OTTAWA – Bell Canada’s new privacy policy, implemented last fall and which sparked outcry from customers, is now under scrutiny of the Senate. The communications and broadcasting company’s practices are currently under investigation by the Office of the Privacy Commissioner.
While Red Chamber can’t look at the specific details of the company’s customer information collection practices because they are subject to an ongoing investigation, the Standing Senate Committee on Transportation and Communications did get the opportunity to question Canada’s top privacy watchdog on broad issues around privacy law and communications companies.
Chantal Bernier, interim Privacy Commissioner, noted that it’s not new that companies collect and use customer information for commercial purposes. “But what is new is the fact that businesses now have the tools to paint increasingly detailed pictures of individuals,” she said during her appearance on Tuesday.
The emergence of the online and digital environments as vehicles for a broad range of services is now forcing companies, including telecommunications carriers, to increasingly use the surfing and viewing habits of their customers to gain more insight into their likes, dislikes and preferences. Google provides an example of a company that collects, analyzes and uses individuals’ web surfing activities in behavioural advertising.

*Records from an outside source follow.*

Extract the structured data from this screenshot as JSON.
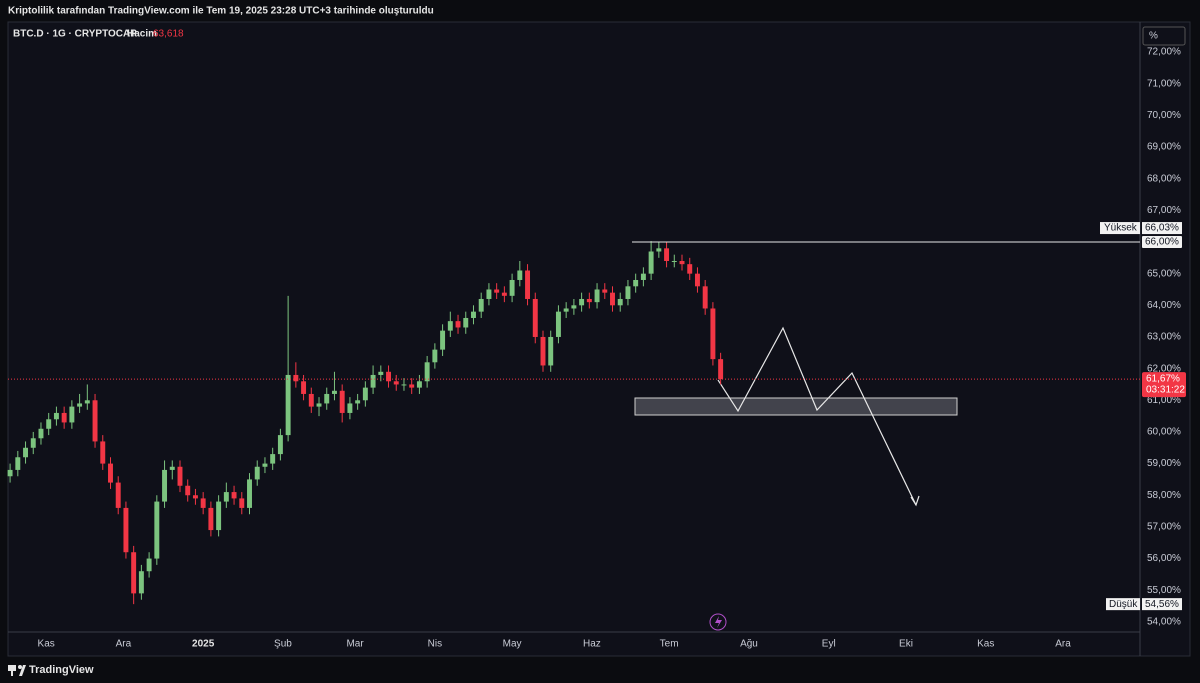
{
  "header": {
    "caption": "Kriptolilik tarafından TradingView.com ile Tem 19, 2025 23:28 UTC+3 tarihinde oluşturuldu"
  },
  "footer": {
    "brand": "TradingView"
  },
  "chart_data": {
    "type": "candlestick",
    "symbol": "BTC.D · 1G · CRYPTOCAP",
    "volume": {
      "name": "Hacim",
      "value": 63.618,
      "label": "63,618"
    },
    "y_unit": "%",
    "up_color": "#7cc47f",
    "down_color": "#f23645",
    "grid": false,
    "xlim": [
      -0.27,
      146.3
    ],
    "xticks": [
      {
        "value": 4.67,
        "label": "Kas"
      },
      {
        "value": 14.67,
        "label": "Ara"
      },
      {
        "value": 25,
        "label": "2025"
      },
      {
        "value": 35.33,
        "label": "Şub"
      },
      {
        "value": 44.67,
        "label": "Mar"
      },
      {
        "value": 55,
        "label": "Nis"
      },
      {
        "value": 65,
        "label": "May"
      },
      {
        "value": 75.33,
        "label": "Haz"
      },
      {
        "value": 85.33,
        "label": "Tem"
      },
      {
        "value": 95.67,
        "label": "Ağu"
      },
      {
        "value": 106,
        "label": "Eyl"
      },
      {
        "value": 116,
        "label": "Eki"
      },
      {
        "value": 126.33,
        "label": "Kas"
      },
      {
        "value": 136.33,
        "label": "Ara"
      }
    ],
    "ylim": [
      53.68,
      72.95
    ],
    "yticks": [
      {
        "value": 54,
        "label": "54,00%"
      },
      {
        "value": 55,
        "label": "55,00%"
      },
      {
        "value": 56,
        "label": "56,00%"
      },
      {
        "value": 57,
        "label": "57,00%"
      },
      {
        "value": 58,
        "label": "58,00%"
      },
      {
        "value": 59,
        "label": "59,00%"
      },
      {
        "value": 60,
        "label": "60,00%"
      },
      {
        "value": 61,
        "label": "61,00%"
      },
      {
        "value": 62,
        "label": "62,00%"
      },
      {
        "value": 63,
        "label": "63,00%"
      },
      {
        "value": 64,
        "label": "64,00%"
      },
      {
        "value": 65,
        "label": "65,00%"
      },
      {
        "value": 67,
        "label": "67,00%"
      },
      {
        "value": 68,
        "label": "68,00%"
      },
      {
        "value": 69,
        "label": "69,00%"
      },
      {
        "value": 70,
        "label": "70,00%"
      },
      {
        "value": 71,
        "label": "71,00%"
      },
      {
        "value": 72,
        "label": "72,00%"
      }
    ],
    "open": [
      58.6,
      58.8,
      59.2,
      59.5,
      59.8,
      60.1,
      60.4,
      60.6,
      60.3,
      60.8,
      60.9,
      61.0,
      59.7,
      59.0,
      58.4,
      57.6,
      56.2,
      54.9,
      55.6,
      56.0,
      57.8,
      58.8,
      58.9,
      58.3,
      58.0,
      57.9,
      57.6,
      56.9,
      57.8,
      58.1,
      57.9,
      57.6,
      58.5,
      58.9,
      59.0,
      59.3,
      59.9,
      61.8,
      61.6,
      61.2,
      60.8,
      60.9,
      61.2,
      61.3,
      60.6,
      60.9,
      61.0,
      61.4,
      61.8,
      61.9,
      61.6,
      61.5,
      61.5,
      61.4,
      61.6,
      62.2,
      62.6,
      63.2,
      63.5,
      63.3,
      63.6,
      63.8,
      64.2,
      64.5,
      64.4,
      64.3,
      64.8,
      65.1,
      64.2,
      63.0,
      62.1,
      63.0,
      63.8,
      63.9,
      64.0,
      64.2,
      64.1,
      64.5,
      64.4,
      64.0,
      64.2,
      64.6,
      64.8,
      65.0,
      65.7,
      65.8,
      65.4,
      65.4,
      65.3,
      65.0,
      64.6,
      63.9,
      62.3
    ],
    "high": [
      59.0,
      59.4,
      59.7,
      60.0,
      60.3,
      60.6,
      60.8,
      60.8,
      61.0,
      61.2,
      61.5,
      61.2,
      59.9,
      59.2,
      58.6,
      57.8,
      56.4,
      55.8,
      56.2,
      58.0,
      59.1,
      59.1,
      59.1,
      58.5,
      58.2,
      58.1,
      57.8,
      58.0,
      58.4,
      58.3,
      58.1,
      58.7,
      59.1,
      59.2,
      59.5,
      60.1,
      64.3,
      62.2,
      61.8,
      61.4,
      61.1,
      61.4,
      61.9,
      61.5,
      61.1,
      61.2,
      61.6,
      62.1,
      62.1,
      62.1,
      61.8,
      61.7,
      61.7,
      61.8,
      62.4,
      62.8,
      63.4,
      63.8,
      63.7,
      63.8,
      64.0,
      64.4,
      64.7,
      64.7,
      64.6,
      65.0,
      65.4,
      65.3,
      64.4,
      63.2,
      63.2,
      64.0,
      64.1,
      64.2,
      64.4,
      64.4,
      64.7,
      64.7,
      64.6,
      64.4,
      64.8,
      65.0,
      65.2,
      66.03,
      66.0,
      66.0,
      65.6,
      65.6,
      65.5,
      65.2,
      64.8,
      64.1,
      62.5
    ],
    "low": [
      58.4,
      58.6,
      59.0,
      59.3,
      59.6,
      59.9,
      60.2,
      60.1,
      60.1,
      60.6,
      60.7,
      59.5,
      58.8,
      58.2,
      57.4,
      56.0,
      54.56,
      54.7,
      55.4,
      55.8,
      57.6,
      58.5,
      58.1,
      57.8,
      57.7,
      57.4,
      56.7,
      56.7,
      57.6,
      57.7,
      57.4,
      57.4,
      58.3,
      58.7,
      58.8,
      59.1,
      59.7,
      61.4,
      61.0,
      60.6,
      60.5,
      60.7,
      61.0,
      60.3,
      60.4,
      60.7,
      60.8,
      61.2,
      61.6,
      61.4,
      61.3,
      61.3,
      61.2,
      61.2,
      61.4,
      62.0,
      62.4,
      63.0,
      63.1,
      63.1,
      63.4,
      63.6,
      64.0,
      64.2,
      64.1,
      64.1,
      64.6,
      64.0,
      62.8,
      61.9,
      61.9,
      62.8,
      63.6,
      63.7,
      63.8,
      63.9,
      63.9,
      64.2,
      63.8,
      63.8,
      64.0,
      64.4,
      64.6,
      64.8,
      65.5,
      65.2,
      65.2,
      65.1,
      64.8,
      64.4,
      63.7,
      62.1,
      61.5
    ],
    "close": [
      58.8,
      59.2,
      59.5,
      59.8,
      60.1,
      60.4,
      60.6,
      60.3,
      60.8,
      60.9,
      61.0,
      59.7,
      59.0,
      58.4,
      57.6,
      56.2,
      54.9,
      55.6,
      56.0,
      57.8,
      58.8,
      58.9,
      58.3,
      58.0,
      57.9,
      57.6,
      56.9,
      57.8,
      58.1,
      57.9,
      57.6,
      58.5,
      58.9,
      59.0,
      59.3,
      59.9,
      61.8,
      61.6,
      61.2,
      60.8,
      60.9,
      61.2,
      61.3,
      60.6,
      60.9,
      61.0,
      61.4,
      61.8,
      61.9,
      61.6,
      61.5,
      61.5,
      61.4,
      61.6,
      62.2,
      62.6,
      63.2,
      63.5,
      63.3,
      63.6,
      63.8,
      64.2,
      64.5,
      64.4,
      64.3,
      64.8,
      65.1,
      64.2,
      63.0,
      62.1,
      63.0,
      63.8,
      63.9,
      64.0,
      64.2,
      64.1,
      64.5,
      64.4,
      64.0,
      64.2,
      64.6,
      64.8,
      65.0,
      65.7,
      65.8,
      65.4,
      65.4,
      65.3,
      65.0,
      64.6,
      63.9,
      62.3,
      61.67
    ],
    "high_marker": {
      "label": "Yüksek",
      "value": 66.03,
      "value_label": "66,03%"
    },
    "low_marker": {
      "label": "Düşük",
      "value": 54.56,
      "value_label": "54,56%"
    },
    "hline": {
      "value": 66.0,
      "label": "66,00%"
    },
    "last_price": {
      "value": 61.67,
      "label": "61,67%",
      "countdown": "03:31:22"
    }
  }
}
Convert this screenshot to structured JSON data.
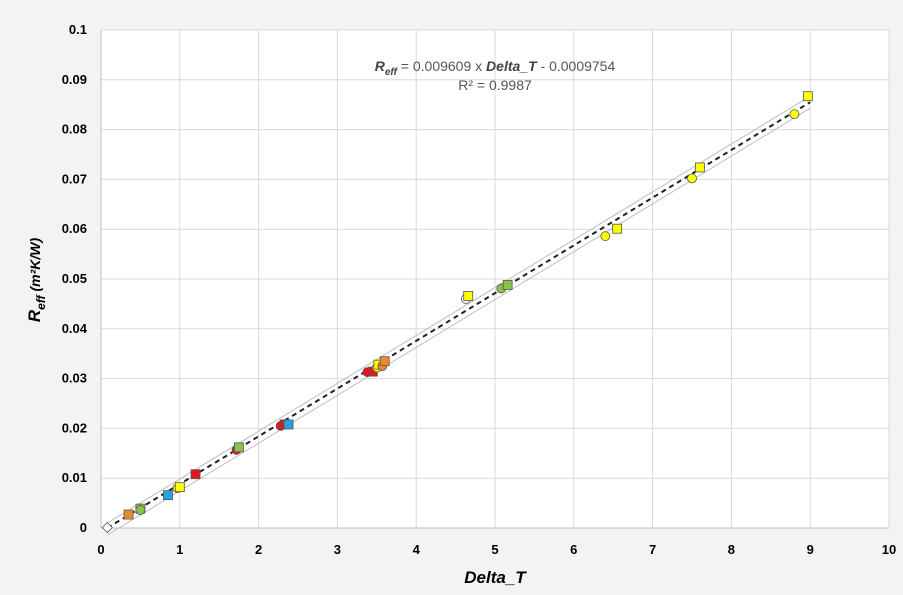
{
  "chart_data": {
    "type": "scatter",
    "title": "",
    "xlabel": "Delta_T",
    "ylabel_main": "R",
    "ylabel_sub": "eff",
    "ylabel_rest": " (m²K/W)",
    "xlim": [
      0,
      10
    ],
    "ylim": [
      0,
      0.1
    ],
    "x_ticks": [
      "0",
      "1",
      "2",
      "3",
      "4",
      "5",
      "6",
      "7",
      "8",
      "9",
      "10"
    ],
    "y_ticks": [
      "0",
      "0.01",
      "0.02",
      "0.03",
      "0.04",
      "0.05",
      "0.06",
      "0.07",
      "0.08",
      "0.09",
      "0.1"
    ],
    "grid": true,
    "equation": {
      "lhs": "R",
      "lhs_sub": "eff",
      "eq1": " = 0.009609 x ",
      "var": "Delta_T",
      "eq2": " - 0.0009754",
      "r2": "R² = 0.9987"
    },
    "fit": {
      "slope": 0.009609,
      "intercept": -0.0009754,
      "x_range": [
        0.08,
        9.0
      ]
    },
    "confidence_band_offset": 0.0012,
    "colors": {
      "yellow": "#ffff00",
      "green": "#8bc34a",
      "blue": "#29a3e0",
      "red": "#e8141b",
      "orange": "#ee8a2d",
      "white": "#ffffff",
      "fit_line": "#222222",
      "band": "#bdbdbd",
      "grid": "#d9d9d9"
    },
    "points": [
      {
        "x": 0.08,
        "y": 0.0001,
        "shape": "diamond",
        "color": "white"
      },
      {
        "x": 0.35,
        "y": 0.0027,
        "shape": "square",
        "color": "orange"
      },
      {
        "x": 0.5,
        "y": 0.0039,
        "shape": "square",
        "color": "green"
      },
      {
        "x": 0.5,
        "y": 0.0036,
        "shape": "circle",
        "color": "green"
      },
      {
        "x": 0.85,
        "y": 0.0066,
        "shape": "square",
        "color": "blue"
      },
      {
        "x": 0.97,
        "y": 0.008,
        "shape": "circle",
        "color": "yellow"
      },
      {
        "x": 1.0,
        "y": 0.0082,
        "shape": "square",
        "color": "yellow"
      },
      {
        "x": 1.2,
        "y": 0.0108,
        "shape": "square",
        "color": "red"
      },
      {
        "x": 1.72,
        "y": 0.0157,
        "shape": "circle",
        "color": "red"
      },
      {
        "x": 1.75,
        "y": 0.0162,
        "shape": "square",
        "color": "green"
      },
      {
        "x": 2.28,
        "y": 0.0205,
        "shape": "circle",
        "color": "red"
      },
      {
        "x": 2.33,
        "y": 0.0208,
        "shape": "square",
        "color": "red"
      },
      {
        "x": 2.38,
        "y": 0.0208,
        "shape": "square",
        "color": "blue"
      },
      {
        "x": 3.38,
        "y": 0.0313,
        "shape": "circle",
        "color": "red"
      },
      {
        "x": 3.45,
        "y": 0.0314,
        "shape": "square",
        "color": "red"
      },
      {
        "x": 3.5,
        "y": 0.0322,
        "shape": "circle",
        "color": "yellow"
      },
      {
        "x": 3.52,
        "y": 0.0328,
        "shape": "square",
        "color": "yellow"
      },
      {
        "x": 3.57,
        "y": 0.0325,
        "shape": "circle",
        "color": "orange"
      },
      {
        "x": 3.6,
        "y": 0.0335,
        "shape": "square",
        "color": "orange"
      },
      {
        "x": 4.63,
        "y": 0.046,
        "shape": "circle",
        "color": "white"
      },
      {
        "x": 4.66,
        "y": 0.0466,
        "shape": "square",
        "color": "yellow"
      },
      {
        "x": 5.08,
        "y": 0.0481,
        "shape": "circle",
        "color": "green"
      },
      {
        "x": 5.16,
        "y": 0.0488,
        "shape": "square",
        "color": "green"
      },
      {
        "x": 6.4,
        "y": 0.0586,
        "shape": "circle",
        "color": "yellow"
      },
      {
        "x": 6.55,
        "y": 0.0601,
        "shape": "square",
        "color": "yellow"
      },
      {
        "x": 7.5,
        "y": 0.0702,
        "shape": "circle",
        "color": "yellow"
      },
      {
        "x": 7.6,
        "y": 0.0724,
        "shape": "square",
        "color": "yellow"
      },
      {
        "x": 8.8,
        "y": 0.0831,
        "shape": "circle",
        "color": "yellow"
      },
      {
        "x": 8.97,
        "y": 0.0867,
        "shape": "square",
        "color": "yellow"
      }
    ]
  }
}
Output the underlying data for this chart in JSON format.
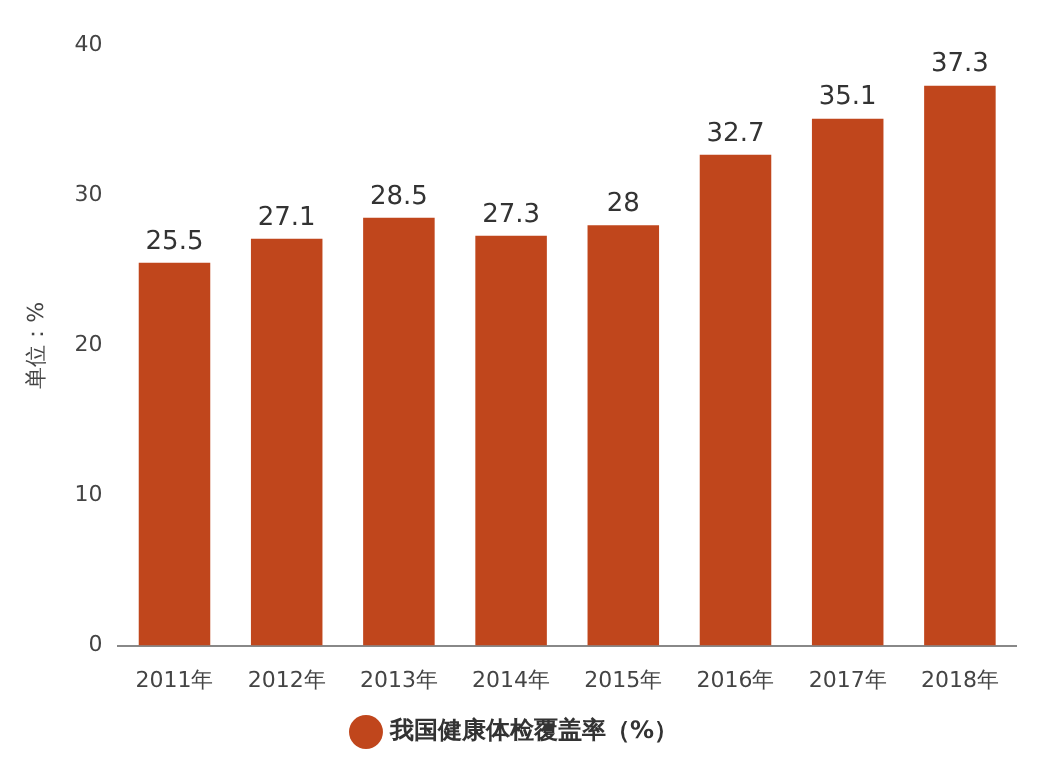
{
  "chart_data": {
    "type": "bar",
    "ylabel": "单位：%",
    "categories": [
      "2011年",
      "2012年",
      "2013年",
      "2014年",
      "2015年",
      "2016年",
      "2017年",
      "2018年"
    ],
    "series": [
      {
        "name": "我国健康体检覆盖率（%）",
        "color": "#c0461c",
        "values": [
          25.5,
          27.1,
          28.5,
          27.3,
          28,
          32.7,
          35.1,
          37.3
        ]
      }
    ],
    "ylim": [
      0,
      40
    ],
    "yticks": [
      0,
      10,
      20,
      30,
      40
    ],
    "grid": false,
    "legend": "bottom",
    "data_labels": true
  }
}
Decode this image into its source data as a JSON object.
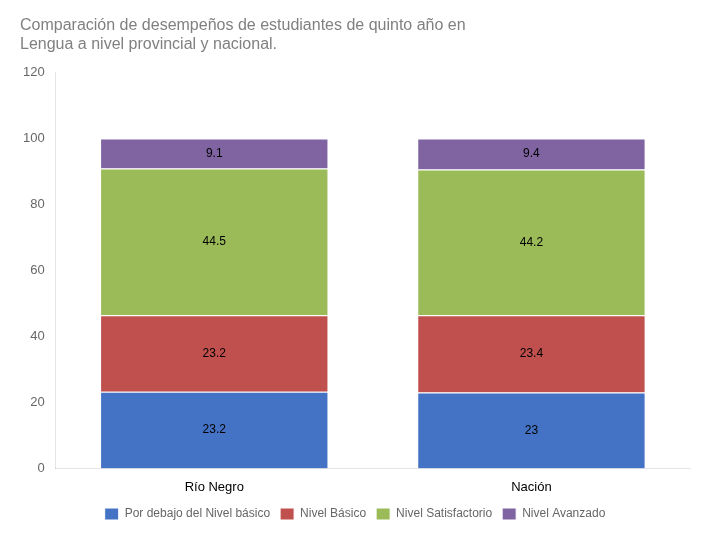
{
  "chart_data": {
    "type": "bar",
    "title": "Comparación de desempeños de estudiantes de quinto año en\nLengua a nivel provincial y nacional.",
    "categories": [
      "Río Negro",
      "Nación"
    ],
    "series": [
      {
        "name": "Por debajo del Nivel básico",
        "color": "#4472C4",
        "values": [
          23.2,
          23.0
        ]
      },
      {
        "name": "Nivel Básico",
        "color": "#C0504D",
        "values": [
          23.2,
          23.4
        ]
      },
      {
        "name": "Nivel Satisfactorio",
        "color": "#9BBB59",
        "values": [
          44.5,
          44.2
        ]
      },
      {
        "name": "Nivel Avanzado",
        "color": "#8064A2",
        "values": [
          9.1,
          9.4
        ]
      }
    ],
    "stacked": true,
    "ylim": [
      0,
      120
    ],
    "yticks": [
      0,
      20,
      40,
      60,
      80,
      100,
      120
    ],
    "grid": false,
    "legend": "bottom",
    "data_labels": true
  }
}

This is very important for companies operating in the online environment, argued Bernier.
“The more targeted the advertisement is, the more lucrative is,” she said in her opening remarks.
But even in a world where companies can access more granular data about their customers, there still needs to be some overriding principles to protect individuals from the misuse of their information.
“In the face of complexity and competition in the digital age, transparency and the role of privacy policies are key in ensuring valid consent and individual control of personal information,” stated Bernier.
Safeguards must also be implemented by telecommunications companies to protect against inappropriate access of personal information.
“Digital technology has enabled organizations to collect and retain vast amounts of information which can be vulnerable to security breaches. Robust procedures to authenticate individuals and up to date technological measures to protect customer information from attacks are key to protecting personal information,” she added.
Bernier acknowledged that the telecommunications market is competitive and that privacy laws shouldn’t be a barrier to doing business. Rather PIPEDA (the Personal Information Protection and Electronic Documents Act) is supposed to ensure “fair balance between economic growth – allowing organizations to collect what they need to do business – and privacy,” said Bernier.
In the case of sensitive information and that for children, consent needs to be explicit and an opt-in approach would be best. There are, however, situations where an opt-out principle would work, particularly as it relates to customer experience. But this doesn’t mean that telecommunications companies can play willy-nilly with customers’ personal information.
In an opt-out scenario, “transparency must be met and it must be very clear to the consumer what opt-out leads to in terms of what is collected, what are they going to do with it, who are they going to share it with and the consumer must be in control of all of that,” stressed Bernier.
The Privacy Commissioner noted under questioning that there is a need to add more enforcement capacity to the office because of the imbalance of power between individuals and companies. In Bernier’s view, provisions under proposed Bill S-4 would provided that added strength.
Among those are: a rule giving the Office one year rather than 45 days to send an investigation to the courts; giving companies found in violation of the law time to come into compliance; and a provision that requires companies to report incidents of personal information breach.
While this proposed bill makes it way through the Senate, changes to Canada’s privacy guidelines regarding online consent are coming later this year, noted Bernier. They will deal with consent on mobile devices as well as include guidelines and a policy position on online behavioural advertising. The guidelines are expected to be released in May.
She’s also hopeful that Parliament will also soon respond to recommendations from the Privacy Commissioner’s office on how to strengthen the country’s privacy laws. Among those recommendations is a requirement on telecommunications companies to publicly report on how they comply with PIPEDA. There is another on releasing personal information to national security entities without court oversight.
Bell Canada appears before the committee on Wednesday.